The exhibition was on display in the magical setting of the Artsonje Center in Seoul, from 22 June until 12 August 2012, and was a big success.
Yun Ik, the curator of the Gwangju Museum of Art, an impressive contemporary art museum, was so charmed by the exhibition that he insisted that it should visit his city, which is known throughout Asia for its Biennial. The exhibition opened on 17 January 2013, in the presence of the city’s Mayor, the Belgian Ambassador to South Korea and the artists Joëlle Tuerlinckx and Honoré d’O.
On 31 March, Wanderlust will close in Gwangju to reopen in China, on 18 April, in Chengdu, the fascinating capital of the Province of Szechuan, which is developing at a frenetic pace.
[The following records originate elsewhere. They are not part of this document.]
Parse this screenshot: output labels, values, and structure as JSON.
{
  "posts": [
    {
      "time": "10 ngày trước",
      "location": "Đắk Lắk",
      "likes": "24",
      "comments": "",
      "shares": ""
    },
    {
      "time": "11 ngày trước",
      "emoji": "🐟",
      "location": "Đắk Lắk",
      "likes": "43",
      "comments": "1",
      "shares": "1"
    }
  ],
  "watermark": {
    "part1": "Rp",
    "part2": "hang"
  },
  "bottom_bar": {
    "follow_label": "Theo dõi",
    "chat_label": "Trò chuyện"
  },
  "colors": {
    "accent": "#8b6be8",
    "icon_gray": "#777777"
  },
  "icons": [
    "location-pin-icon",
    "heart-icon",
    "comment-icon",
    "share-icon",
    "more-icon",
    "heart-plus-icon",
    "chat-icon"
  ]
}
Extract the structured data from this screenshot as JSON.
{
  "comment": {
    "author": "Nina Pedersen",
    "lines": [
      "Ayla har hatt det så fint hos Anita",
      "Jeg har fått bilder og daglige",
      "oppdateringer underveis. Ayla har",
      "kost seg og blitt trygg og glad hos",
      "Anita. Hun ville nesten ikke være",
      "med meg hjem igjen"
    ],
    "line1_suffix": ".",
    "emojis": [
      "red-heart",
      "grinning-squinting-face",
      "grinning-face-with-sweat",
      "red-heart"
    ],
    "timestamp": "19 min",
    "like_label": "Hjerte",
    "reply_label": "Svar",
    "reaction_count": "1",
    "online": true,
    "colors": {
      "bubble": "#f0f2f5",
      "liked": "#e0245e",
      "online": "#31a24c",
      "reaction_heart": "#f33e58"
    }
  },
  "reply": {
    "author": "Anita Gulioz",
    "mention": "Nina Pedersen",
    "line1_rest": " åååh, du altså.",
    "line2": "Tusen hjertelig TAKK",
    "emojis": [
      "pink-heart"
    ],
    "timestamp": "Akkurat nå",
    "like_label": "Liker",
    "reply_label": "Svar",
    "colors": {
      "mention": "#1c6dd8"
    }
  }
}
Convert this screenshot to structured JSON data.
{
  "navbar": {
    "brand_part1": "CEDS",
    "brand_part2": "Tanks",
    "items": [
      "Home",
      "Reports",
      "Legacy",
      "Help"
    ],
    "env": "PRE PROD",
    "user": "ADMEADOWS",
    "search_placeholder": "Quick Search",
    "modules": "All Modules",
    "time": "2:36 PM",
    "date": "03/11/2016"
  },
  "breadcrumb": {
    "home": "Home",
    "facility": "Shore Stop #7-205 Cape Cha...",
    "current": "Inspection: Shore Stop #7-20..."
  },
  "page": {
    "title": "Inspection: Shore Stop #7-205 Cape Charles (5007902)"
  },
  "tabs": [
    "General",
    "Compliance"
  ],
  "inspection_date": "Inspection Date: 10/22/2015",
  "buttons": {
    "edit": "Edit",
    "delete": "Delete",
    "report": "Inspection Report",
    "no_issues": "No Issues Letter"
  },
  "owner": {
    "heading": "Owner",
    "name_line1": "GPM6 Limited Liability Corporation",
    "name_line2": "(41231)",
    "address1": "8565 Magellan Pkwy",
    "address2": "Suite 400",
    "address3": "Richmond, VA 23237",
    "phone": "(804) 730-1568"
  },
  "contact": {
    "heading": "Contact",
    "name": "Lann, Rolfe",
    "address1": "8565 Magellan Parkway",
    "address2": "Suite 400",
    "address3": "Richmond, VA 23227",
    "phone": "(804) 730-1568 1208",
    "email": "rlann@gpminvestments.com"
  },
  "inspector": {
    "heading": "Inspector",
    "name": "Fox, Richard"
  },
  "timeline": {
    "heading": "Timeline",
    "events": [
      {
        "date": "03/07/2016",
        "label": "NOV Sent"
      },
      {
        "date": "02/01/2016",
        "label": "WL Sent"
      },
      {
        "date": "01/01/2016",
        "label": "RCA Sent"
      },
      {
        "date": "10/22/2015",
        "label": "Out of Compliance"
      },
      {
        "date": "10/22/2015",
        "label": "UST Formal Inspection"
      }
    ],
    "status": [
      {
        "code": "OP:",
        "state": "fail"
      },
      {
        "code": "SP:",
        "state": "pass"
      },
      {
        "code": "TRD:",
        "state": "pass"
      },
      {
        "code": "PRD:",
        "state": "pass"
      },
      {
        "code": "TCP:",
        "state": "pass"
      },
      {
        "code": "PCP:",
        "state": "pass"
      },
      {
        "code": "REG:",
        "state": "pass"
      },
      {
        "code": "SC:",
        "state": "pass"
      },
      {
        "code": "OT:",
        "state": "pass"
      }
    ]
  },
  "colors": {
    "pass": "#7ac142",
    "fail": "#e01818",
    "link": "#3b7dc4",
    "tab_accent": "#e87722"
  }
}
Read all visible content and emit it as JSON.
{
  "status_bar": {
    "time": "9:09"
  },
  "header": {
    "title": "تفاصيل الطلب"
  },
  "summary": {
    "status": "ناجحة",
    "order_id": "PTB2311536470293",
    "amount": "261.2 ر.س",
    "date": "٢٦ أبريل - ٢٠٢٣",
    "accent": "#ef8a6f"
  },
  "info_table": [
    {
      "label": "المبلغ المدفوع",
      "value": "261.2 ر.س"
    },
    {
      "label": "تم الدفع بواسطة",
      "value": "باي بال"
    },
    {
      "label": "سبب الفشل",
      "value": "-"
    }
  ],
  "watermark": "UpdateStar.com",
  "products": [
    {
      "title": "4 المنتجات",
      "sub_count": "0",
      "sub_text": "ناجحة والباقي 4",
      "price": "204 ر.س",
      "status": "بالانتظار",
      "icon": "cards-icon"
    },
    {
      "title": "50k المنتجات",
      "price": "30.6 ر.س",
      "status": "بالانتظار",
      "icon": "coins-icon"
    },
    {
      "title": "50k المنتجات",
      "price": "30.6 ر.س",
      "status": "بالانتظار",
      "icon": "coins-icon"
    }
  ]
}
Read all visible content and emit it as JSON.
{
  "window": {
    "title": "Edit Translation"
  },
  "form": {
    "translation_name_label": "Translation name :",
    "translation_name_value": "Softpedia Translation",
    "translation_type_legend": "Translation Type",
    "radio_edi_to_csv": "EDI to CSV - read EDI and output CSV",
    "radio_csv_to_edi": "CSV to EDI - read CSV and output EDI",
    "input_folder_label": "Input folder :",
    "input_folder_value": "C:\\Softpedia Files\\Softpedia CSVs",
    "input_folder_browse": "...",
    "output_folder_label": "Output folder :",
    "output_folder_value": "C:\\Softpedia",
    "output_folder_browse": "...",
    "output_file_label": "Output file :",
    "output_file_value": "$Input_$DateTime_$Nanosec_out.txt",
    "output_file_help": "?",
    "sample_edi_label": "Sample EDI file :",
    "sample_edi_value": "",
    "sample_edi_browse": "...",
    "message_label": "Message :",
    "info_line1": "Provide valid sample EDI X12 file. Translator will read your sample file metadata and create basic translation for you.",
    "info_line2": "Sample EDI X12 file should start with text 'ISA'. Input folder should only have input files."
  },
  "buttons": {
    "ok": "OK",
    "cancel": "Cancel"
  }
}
The third and final stage of the exhibition will take place against the elegant backdrop of the Museum Of Contemporary Art (MOCA), thanks to the enthusiasm of its curator, Lu Peng, an expert on Chinese contemporary art. An international conference, gathering artists and representatives of academia from Seoul, Gwangju, Chengdu and Brussels, will simultaneously be held on 19 and 20 April. A publication covering the three stages of Wanderlust, each with their own peculiarities, will mark the end of this exceptional run.
The small but elegant Wanderlust exhibition was developed by a professor of the Vrije Universiteit Brussel, Hans De Wolf, who is a contemporary art expert. Certain works, such as the “Pearl Necklace” by Honoré d’O (Photo), were specially created for the occasion.
The “Pearl Necklace” by Honoré d’O in Seoul
Wanderlust, which is probably the most beautiful word in the German language, refers to the profound desire to leave the conventions of everyday life behind and explore new horizons. The desire to see whether the grass is greener on the other side is as old as humanity. In the early nineteenth century, it took on a whole new significance when the artists of German Romanticism incorporated this Wanderlust as a key concept in their struggle against the cold rational legacy of the Enlightenment.
What a splendid accomplishment for an exhibition with such an evocative name to have made this long journey between four cities, each so different yet so alike in the way they wish to decipher codes and discover other cultures and different ways of thinking!